Produksi kapuk tidak lepas dari kampung tua di Kabupaten Donggala, yaitu Loli di Kecamatan Banawa dan Desa Dalaka di Kecamatan Sindue di arah utara Teluk Palu. Dalam perkembangannya Loli telah dimekarkan menjadi Desa Loli Tasiburi, Loli Oge, Loli Saluran, Loli Dondo dan Loli Pesua.

Hal menarik, Loli pada zaman kerajaan awal abad ke 20 dikenal pusat industri kasur dan bantal yang empuk.

Secara geografis, sebutan Loli terletak di arah barat Teluk Palu, secara administrasi berada dalam wilayah Kecamatan Banawa. Sebagai kawasan permukiman memiliki cerita sejarah yang cukup menarik diketahui berdasarkan sumber tuturan orang tua adat setempat.

Penduduk aslinya adalah suku Kaili dialek sangkal Unde. Abdul Fattah, tokoh masyarakat di Loli semasa hidupnya, menyebut orang Unde dan orang Inde serta Da’a menganggap asal-muasal leluhur mereka berasal dari Ulujadi.

Sebutan Ulujadi merupakan tempat yang berada di Gunung Gawalise atau Gunung Kamalisis atau orang Unde menyebut Gunung Kavu Malisi. Berdasarkan riwayat mereka adalah turunan dari Tananuru Ulu Jadi.

Dalam catatan Abdul Fattah, ibu negeri orang Unde yang pertama adalah Nggolavatu. Penamaan Nggolovatu diambil dari kejadian saat orang pertama yang penginjakan kaki di wilayah tersebut. Konon mengangkat sebuah batu besar dengan hanya menggunakan rambutnya. Orang tua itu bernama Vasoama, beliau datangnya dari Ulu Jadi.

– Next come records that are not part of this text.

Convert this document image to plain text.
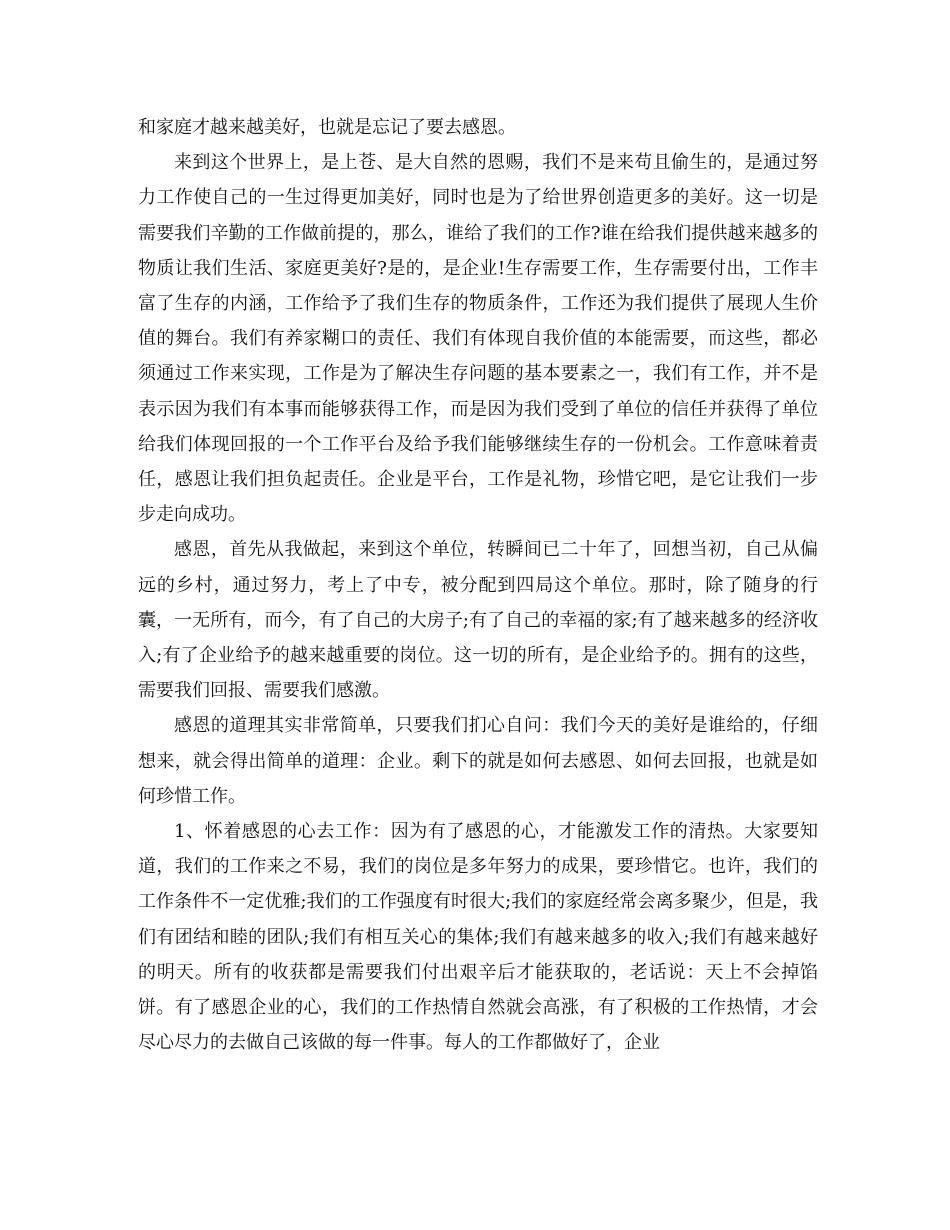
和家庭才越来越美好，也就是忘记了要去感恩。

来到这个世界上，是上苍、是大自然的恩赐，我们不是来苟且偷生的，是通过努力工作使自己的一生过得更加美好，同时也是为了给世界创造更多的美好。这一切是需要我们辛勤的工作做前提的，那么，谁给了我们的工作?谁在给我们提供越来越多的物质让我们生活、家庭更美好?是的，是企业!生存需要工作，生存需要付出，工作丰富了生存的内涵，工作给予了我们生存的物质条件，工作还为我们提供了展现人生价值的舞台。我们有养家糊口的责任、我们有体现自我价值的本能需要，而这些，都必须通过工作来实现，工作是为了解决生存问题的基本要素之一，我们有工作，并不是表示因为我们有本事而能够获得工作，而是因为我们受到了单位的信任并获得了单位给我们体现回报的一个工作平台及给予我们能够继续生存的一份机会。工作意味着责任，感恩让我们担负起责任。企业是平台，工作是礼物，珍惜它吧，是它让我们一步步走向成功。

感恩，首先从我做起，来到这个单位，转瞬间已二十年了，回想当初，自己从偏远的乡村，通过努力，考上了中专，被分配到四局这个单位。那时，除了随身的行囊，一无所有，而今，有了自己的大房子;有了自己的幸福的家;有了越来越多的经济收入;有了企业给予的越来越重要的岗位。这一切的所有，是企业给予的。拥有的这些，需要我们回报、需要我们感激。

感恩的道理其实非常简单，只要我们扪心自问：我们今天的美好是谁给的，仔细想来，就会得出简单的道理：企业。剩下的就是如何去感恩、如何去回报，也就是如何珍惜工作。

1、怀着感恩的心去工作：因为有了感恩的心，才能激发工作的清热。大家要知道，我们的工作来之不易，我们的岗位是多年努力的成果，要珍惜它。也许，我们的工作条件不一定优雅;我们的工作强度有时很大;我们的家庭经常会离多聚少，但是，我们有团结和睦的团队;我们有相互关心的集体;我们有越来越多的收入;我们有越来越好的明天。所有的收获都是需要我们付出艰辛后才能获取的，老话说：天上不会掉馅饼。有了感恩企业的心，我们的工作热情自然就会高涨，有了积极的工作热情，才会尽心尽力的去做自己该做的每一件事。每人的工作都做好了，企业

Seperti cerita orang Kaili kebanyakan bahwa Lembah Palu dulunya adalah laut, karena laut sudah hampir mendekati Ulu Jadi, maka beliau memerintahkan anjingnya untuk mengejar  air  laut sampai  di  suatu  tempat disebut Salu panau atau Tasiburi.

Lantas apa hubungan dengan Desa Dalaka dengan Loli?

Pertanyaan ini sering muncul. Dua-duanya dikenal kampung penghasil kapuk, sama-sama memiliki kultur etnis yang sama, padahal secara geografis berada di tempat yang berbeda. Dalaka berada di arah barat Teluk Palu, luasnya dengan perbatasan garis pantai Teluk Palu hanya sekitar 1 km dan panjang dari tepi pantai ke pegunungan sekitar 9 km.

Kapuk sebagai identitas Loli dan Dalaka merupakan pusat penanaman pohon kapuk. Dulu, penduduknya mayoritas pengrajin kasur dan bantal hasilnya dipasarkan di Donggala dan Kota Palu. Bahkan sampai saat ini Dalaka masih diidentikkan dengan pusat pembuatan kasur dan bantal, walaupun kenyataan tanaman kapuk yang tumbuh tidak sebanyak dua dasawarsa lalu mencapai ratusan bahkan ribuan pohon kini terancam punah.

Penyebab punahnya pohon kapuk, tidak ada peremajaan, menyusul semakin sempitnya lahan dijadikan permukiman yang kian bertambah. Menurut mantan Kepala Desa Dalaka, Basyir, dulu hampir 90 persen di antara mereka berprofesi utama pembuat kasur dan bantal.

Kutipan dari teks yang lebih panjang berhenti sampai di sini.